The mere combination of knowledge of how to schematically design, and mastery of the modeling or drafting software that one’s firm uses, does not make one an architect. Software skills are just a tool, a starting point, that makes it possible for an intern to work at a firm; an intern has to be able to contribute something to the firm, usually production documents, in order to earn wages and be able to have the opportunity to learn from the firm. Schools should emphasize that, although interns will be contributing team players at the firms at which they work, what they gain in knowledge from their experiences should end up being more valuable than their initial contributions to the firm. Interns should expect to work on production documents, and maybe help out with some design. Interns should expect to be given the opportunity to learn about building technology. (Note that I did not say that interns should expect to be taught about building technology. Nothing is handed to us as emerging professionals in architecture. We have to keep consciously working to learn, all through our careers.)

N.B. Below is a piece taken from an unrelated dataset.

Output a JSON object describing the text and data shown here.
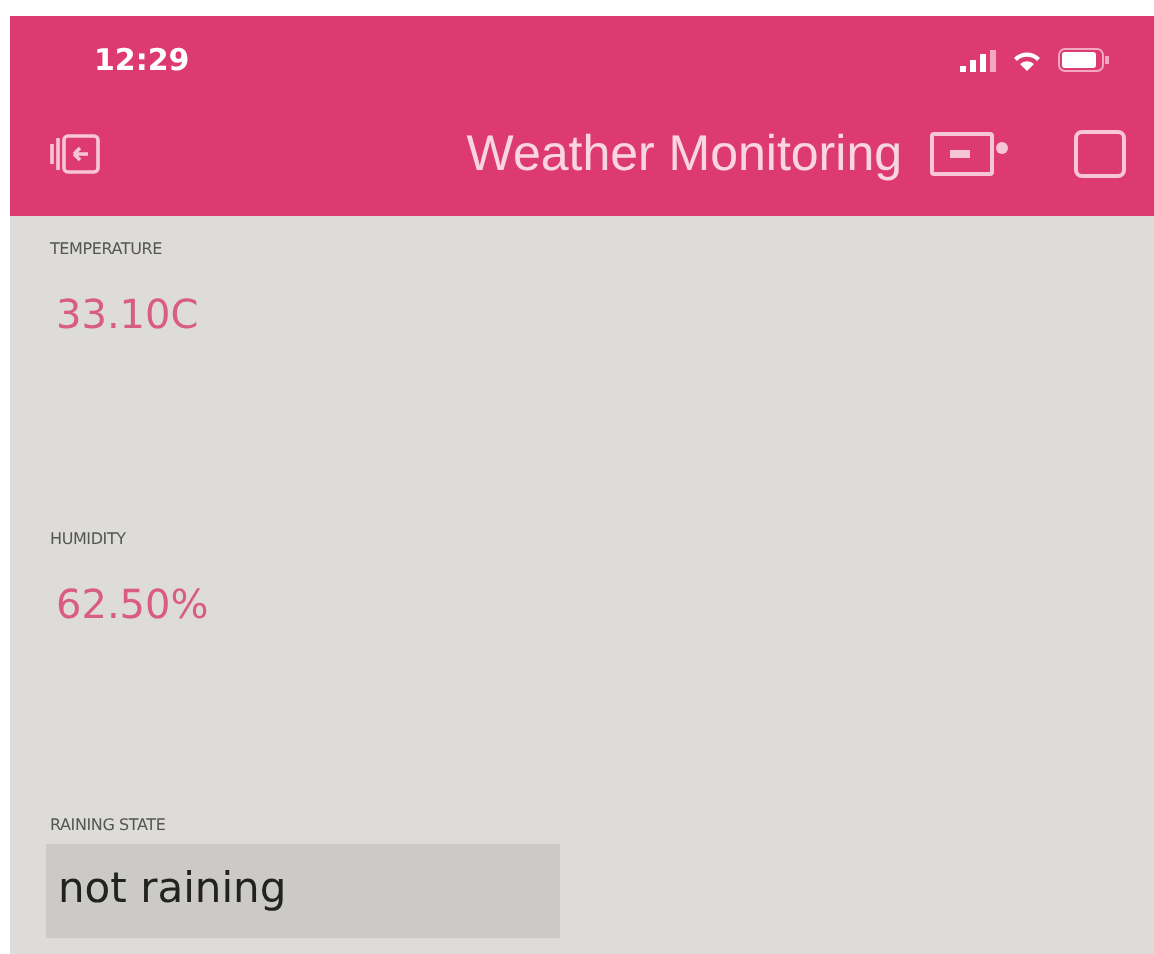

It’s overwhelming to think that a BArch or MArch, and all the time and money and work that degree takes to earn, is only the beginning of learning how to practice architecture. Maybe this is why so many students don’t comprehend that. But schools need to make sure that their students understand this concept. Schools need their graduates to understand that although they should be ready to work in architecture firms by the time they graduate, they still have much to learn before they can engage in the independent practice of architecture. Perhaps more than anything else, schools must prepare their students for a lifetime of learning.5
- Including my parents, there are 10 of us in my immediate family. My dad and I have bachelor’s degrees, my youngest brother is currently in law school, and among the other 7, there are 2 medical degrees, 4 master’s degrees, one doctorate, and 1 law degree. These were earned from Georgetown, Columbia, Notre Dame, University of Virginia, and the University of Oklahoma, in public health, Spanish literature, art history, and philosophy. The reason that my mom went to medical school in the 60’s when she was 22 was because her brother enjoyed medical school so much. My mother’s father taught philosophy and law at Fordham. Including this grandfather, three of my four grandparents, who were born between 1900 and 1910, graduated from college. My father’s mother, who was born in 1903, didn’t go to college, and that is a fact that was kind of whispered, rather than stated outright… perhaps so that not too many people would find out. As I mentioned, formal education is considered pretty important in my family.
- Robert Samuelson is a journalist who writes economics opinion pieces in the Washington Post. Here’s the column, as published by the Denver Post: http://www.denverpost.com/samuelson/ci_20714508/degrees-failure-idea-that-everyone-needs-attend-college?source=rss_emailed
- Here in Colorado we still have the apprentice/draftsman route to licensure. A college degree is not necessary for licensure as an architect in Colorado. http://www.dora.state.co.us/aes/licensing/requirements-arc.htm#exp However, my understanding is that most Colorado firms do not want to hire an emerging professional who does not have a professional degree (a BArch or MArch).
- Garry Stevens’ “Why Architecture Should Leave the University” is really something to think about, even if we just use it as a starting point to improve architecture programs in universities. http://www.archsoc.com/kcas/leaveuniversity.html
- So, how do emerging professionals – and everyone else – pursue learning? I plan to address some good ways in a future post.